At the time, I thought my parents were being wicked lame, but learning that you need to do stuff to get stuff was beneficial for my life as a temp. I evaluated every purchase by how much work was required to pay for it, to determine whether it was a luxury item or a necessity.
I was not a beer snob. I’d crush tall boys of PBR or if someone else was buying sip microbrewed milk stout, but when I said I was bringing a twelve-pack to the party, you could predict with 100 percent accuracy that I was showing up with a box of Rainier under my arm.
Unlike the meticulous decision-making that went into the purchase of pizza delivery—was I financially stable enough to order a twenty-dollar dinner or was it more responsible to just eat a five-dollar Digiorno?—Rainier never felt like a downgrade the way a frozen pizza felt compared to delivery. “It’s not delivery, it’s Digiorno.” Yeah, no shit.
When my finances were steady and I still had a decent amount of time left on a contract, I swapped the occasional twelve-pack of Rainier for Moosehead. Seeing twelve green bottles lined up on the bottom shelf of my fridge symbolized success.

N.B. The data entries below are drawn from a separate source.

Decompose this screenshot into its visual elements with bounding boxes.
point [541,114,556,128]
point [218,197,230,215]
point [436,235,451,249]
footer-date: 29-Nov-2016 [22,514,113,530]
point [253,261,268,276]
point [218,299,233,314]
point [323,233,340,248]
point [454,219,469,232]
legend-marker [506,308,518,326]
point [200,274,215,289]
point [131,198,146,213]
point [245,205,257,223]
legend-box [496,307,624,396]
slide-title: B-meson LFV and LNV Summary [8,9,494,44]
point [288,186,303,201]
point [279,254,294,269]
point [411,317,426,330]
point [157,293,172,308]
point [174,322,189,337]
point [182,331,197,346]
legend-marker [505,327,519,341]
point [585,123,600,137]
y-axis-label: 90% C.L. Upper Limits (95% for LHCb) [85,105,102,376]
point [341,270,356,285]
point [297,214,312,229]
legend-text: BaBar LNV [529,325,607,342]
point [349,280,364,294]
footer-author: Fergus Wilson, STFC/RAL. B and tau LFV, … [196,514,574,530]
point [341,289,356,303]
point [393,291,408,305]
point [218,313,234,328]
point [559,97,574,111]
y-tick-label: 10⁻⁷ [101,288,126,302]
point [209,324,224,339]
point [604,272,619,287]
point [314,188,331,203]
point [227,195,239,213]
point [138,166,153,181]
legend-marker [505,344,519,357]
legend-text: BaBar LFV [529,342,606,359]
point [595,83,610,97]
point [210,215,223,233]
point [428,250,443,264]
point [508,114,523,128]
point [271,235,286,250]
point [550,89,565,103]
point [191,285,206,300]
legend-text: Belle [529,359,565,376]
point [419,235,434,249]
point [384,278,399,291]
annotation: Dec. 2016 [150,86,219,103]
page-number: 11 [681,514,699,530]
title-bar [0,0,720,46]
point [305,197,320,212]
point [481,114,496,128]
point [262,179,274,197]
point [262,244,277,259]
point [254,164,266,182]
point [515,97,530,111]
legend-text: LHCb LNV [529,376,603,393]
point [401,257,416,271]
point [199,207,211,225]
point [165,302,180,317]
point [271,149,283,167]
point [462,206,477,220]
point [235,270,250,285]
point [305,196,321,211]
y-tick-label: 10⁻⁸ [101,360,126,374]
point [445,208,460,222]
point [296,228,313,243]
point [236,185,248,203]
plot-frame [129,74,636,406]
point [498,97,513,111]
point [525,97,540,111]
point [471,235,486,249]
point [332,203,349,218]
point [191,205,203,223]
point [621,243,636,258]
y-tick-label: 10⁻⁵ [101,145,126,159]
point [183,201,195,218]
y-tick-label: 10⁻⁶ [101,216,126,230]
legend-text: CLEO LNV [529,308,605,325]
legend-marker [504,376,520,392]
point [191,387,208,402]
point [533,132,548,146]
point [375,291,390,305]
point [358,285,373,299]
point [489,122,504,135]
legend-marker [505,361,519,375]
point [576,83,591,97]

Lunch meat didn’t have a Rainier beer equivalent, and I was a sandwich snob. I’d rather starve than eat a turkey sandwich made with the spotted beige cold cuts that hang next to the hot dogs in the grocery store. The sliced-before-your-eyes Boar’s Head maple-smoked turkey was significantly more expensive than those slimy sheets packaged by Oscar Mayer, but well worth it. I rationalized purchasing the more expensive option because, while on co
ntract, I ate a turkey sandwich for lunch every single day. The twelve dollars I spent on a pound for the week, plus the ten dollars’ worth of bread, mayo, and Swiss were cheaper than hitting the food truck, making it a necessity while on contract. When I was unemployed, it was an easy luxury to give up.
On the other hand, boxed mac and cheese was a staple of my diet both when I was working and when I was unemployed. I doubted that even the most financially troubled college student would call a ninety-nine-cent box of Kraft macaroni and cheese a luxury, but when the store brand was fifty cents cheaper and you hadn’t received a pay check in four months and rent was due, those fifty cents determined whether you wore a clean shirt to your next interview.
I’ve been eating mac and cheese from the box as long as I can remember. My mom always had it on hand for nights when I was too picky to eat her casserole. When my friends and I gathered in the kitchen after a day of street hockey, I’d whip up a batch. I ate it after high school while watching Yo! MTV Raps and showed up at the beginning of every college semester with a Costco pack of eighteen that never lasted longer than the first two weeks. I ate it for breakfast to cure a hangover and ate it at three in the morning to prevent one. I ate it with hot sauce, ketchup, and, when I was feeling fancy, a handful of bread crumbs. No matter what my financial situation, I made sure there was a box on hand. It comforted me to know it was always an option. If some insane series of events made me a billionaire, I’d still make sure to throw a couple boxes in my grocery basket before checkout.
I couldn’t tell the difference between the store brand and Kraft in a blind taste test, but when finances were up I always went with the blue box.
I didn’t have the same brand loyalty for clothes as I did for boxed mac and cheese. My style of dress was casual and comfortable. I stuck to classics like jeans, T-shirts, and solid-color button-ups. I never rocked name brands, because paying an extra $50 for a man on a horse stitched into the pocket didn’t seem worth it.